IATA issues positive statement on air cargo growth
March 01, 2011
The International Air Transport Association (IATA) announced international scheduled traffic results for January showing a 9.1 percent growth in air freight compared to January 2010.
“We begin the year with some good news. January traffic volumes are up—8.2 percent on January 2010 and 2.6 percent on December. With most major indices pointing to strengthening world trade and economic growth, this is positive for the industry’s prospects,” said Giovanni Bisignani, IATA’s Director General and CEO.
He added – predictably – that industry leaders are closely tracking events in the Middle East.
“The region’s instability has sent oil prices skyrocketing,” he said. “Our current forecast is based on an average annual oil price of $84 per barrel (Brent). Today the price is over $100. For each dollar it increases, the industry is challenged to recover $1.6 billion in additional costs. With $598 billion in revenues, $9.1 billion in profits and a profit margin of just 1.5 percent, even with good news on traffic 2011 is starting out as a very challenging year for airlines.”

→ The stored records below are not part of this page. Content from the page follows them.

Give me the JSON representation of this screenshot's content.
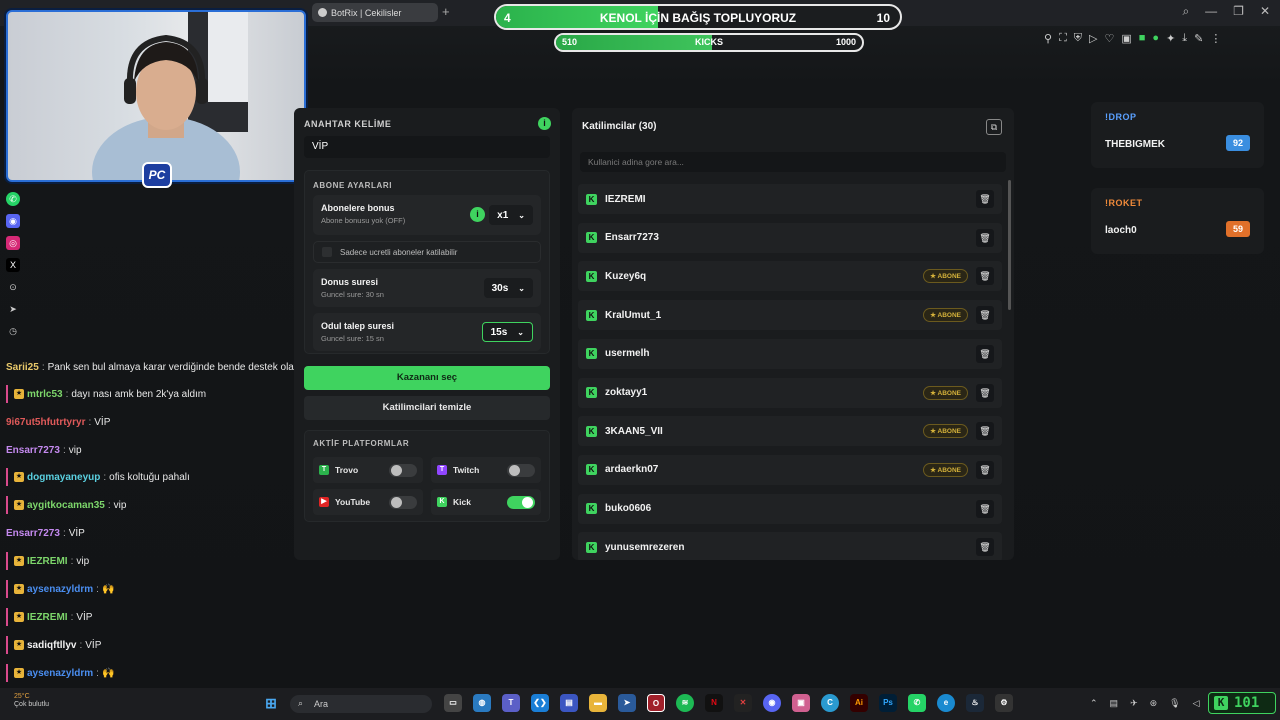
{
  "browser": {
    "tab_title": "BotRix | Cekilisler",
    "new_tab": "+",
    "window_controls": [
      "⌕",
      "—",
      "❐",
      "✕"
    ]
  },
  "donation": {
    "left": "4",
    "title": "KENOL İÇİN BAĞIŞ TOPLUYORUZ",
    "right": "10",
    "progress": 0.4
  },
  "kicks": {
    "left": "510",
    "title": "KICKS",
    "right": "1000",
    "progress": 0.51
  },
  "webcam": {
    "logo": "PC"
  },
  "chat": [
    {
      "user": "Sarii25",
      "msg": "Pank sen bul almaya karar verdiğinde bende destek olayım",
      "color": "#e8c86a",
      "sub": false
    },
    {
      "user": "mtrlc53",
      "msg": "dayı nası amk ben 2k'ya aldım",
      "color": "#7dd66b",
      "sub": true
    },
    {
      "user": "9i67ut5hfutrtyryr",
      "msg": "VİP",
      "color": "#e05a5a",
      "sub": false
    },
    {
      "user": "Ensarr7273",
      "msg": "vip",
      "color": "#c58af0",
      "sub": false
    },
    {
      "user": "dogmayaneyup",
      "msg": "ofis koltuğu pahalı",
      "color": "#5ad0e0",
      "sub": true
    },
    {
      "user": "aygitkocaman35",
      "msg": "vip",
      "color": "#7dd66b",
      "sub": true
    },
    {
      "user": "Ensarr7273",
      "msg": "VİP",
      "color": "#c58af0",
      "sub": false
    },
    {
      "user": "IEZREMI",
      "msg": "vip",
      "color": "#7dd66b",
      "sub": true
    },
    {
      "user": "aysenazyldrm",
      "msg": "🙌",
      "color": "#4a8ef0",
      "sub": true
    },
    {
      "user": "IEZREMI",
      "msg": "VİP",
      "color": "#7dd66b",
      "sub": true
    },
    {
      "user": "sadiqftllyv",
      "msg": "VİP",
      "color": "#f2f2f2",
      "sub": true
    },
    {
      "user": "aysenazyldrm",
      "msg": "🙌",
      "color": "#4a8ef0",
      "sub": true
    }
  ],
  "settings": {
    "keyword_label": "ANAHTAR KELİME",
    "keyword_value": "VİP",
    "sub_section": "ABONE AYARLARI",
    "sub_bonus_title": "Abonelere bonus",
    "sub_bonus_sub": "Abone bonusu yok (OFF)",
    "sub_bonus_value": "x1",
    "paid_only_label": "Sadece ucretli aboneler katilabilir",
    "bonus_time_title": "Donus suresi",
    "bonus_time_sub": "Guncel sure: 30 sn",
    "bonus_time_value": "30s",
    "claim_time_title": "Odul talep suresi",
    "claim_time_sub": "Guncel sure: 15 sn",
    "claim_time_value": "15s",
    "pick_winner": "Kazananı seç",
    "clear_participants": "Katilimcilari temizle",
    "platforms_section": "AKTİF PLATFORMLAR",
    "platforms": [
      {
        "name": "Trovo",
        "on": false,
        "color": "#2bb24c",
        "glyph": "T"
      },
      {
        "name": "Twitch",
        "on": false,
        "color": "#9146ff",
        "glyph": "T"
      },
      {
        "name": "YouTube",
        "on": false,
        "color": "#e02424",
        "glyph": "▶"
      },
      {
        "name": "Kick",
        "on": true,
        "color": "#3fd35f",
        "glyph": "K"
      }
    ]
  },
  "participants": {
    "title": "Katilimcilar (30)",
    "search_placeholder": "Kullanici adina gore ara...",
    "abone_label": "★ ABONE",
    "list": [
      {
        "name": "IEZREMI",
        "abone": false
      },
      {
        "name": "Ensarr7273",
        "abone": false
      },
      {
        "name": "Kuzey6q",
        "abone": true
      },
      {
        "name": "KralUmut_1",
        "abone": true
      },
      {
        "name": "usermelh",
        "abone": false
      },
      {
        "name": "zoktayy1",
        "abone": true
      },
      {
        "name": "3KAAN5_VII",
        "abone": true
      },
      {
        "name": "ardaerkn07",
        "abone": true
      },
      {
        "name": "buko0606",
        "abone": false
      },
      {
        "name": "yunusemrezeren",
        "abone": false
      }
    ]
  },
  "widgets": [
    {
      "title": "!DROP",
      "name": "THEBIGMEK",
      "value": "92",
      "title_color": "#5aa0ff",
      "value_color": "#3a8ee0"
    },
    {
      "title": "!ROKET",
      "name": "laoch0",
      "value": "59",
      "title_color": "#f08a3a",
      "value_color": "#e0702a"
    }
  ],
  "taskbar": {
    "search": "Ara",
    "weather_temp": "25°C",
    "weather_text": "Çok bulutlu",
    "kick_count": "101"
  }
}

This concern was shared by U.S. air cargo executives, who told LM that they are keeping a watchful eye on the situation.
“Fuel is our second largest expense behind salaries, wages, and benefits,” said Matt Buckley, Southwest Airline’s senior director, cargo and charters. “Rising fuel costs have a significant impact on our bottom line, and thus will ultimately result in increased shipping costs.”
Robbie Anderson, president, United Cargo, told LM that fuel is United’s largest expense at 26.6 percent and, as a result, is a constant focus for efficiency.
“The rising drumbeat of fuel prices created an increase of $517 million in United’s fuel costs in the fourth quarter alone,” he said. “Consider that each run up of 1 dollar in the price of crude carries a $100 million incremental cost to United. That is pretty startling.”
And according to IATA, the timing for such a complication is ill-timed. Air freight in January was 39 percent above the low point reached at the end of 2009 and some 6 percent above the pre-recession peak of early 2008. Freight has, however, fallen 2 percent since its May 2010 peak at the height of the re-stocking bubble.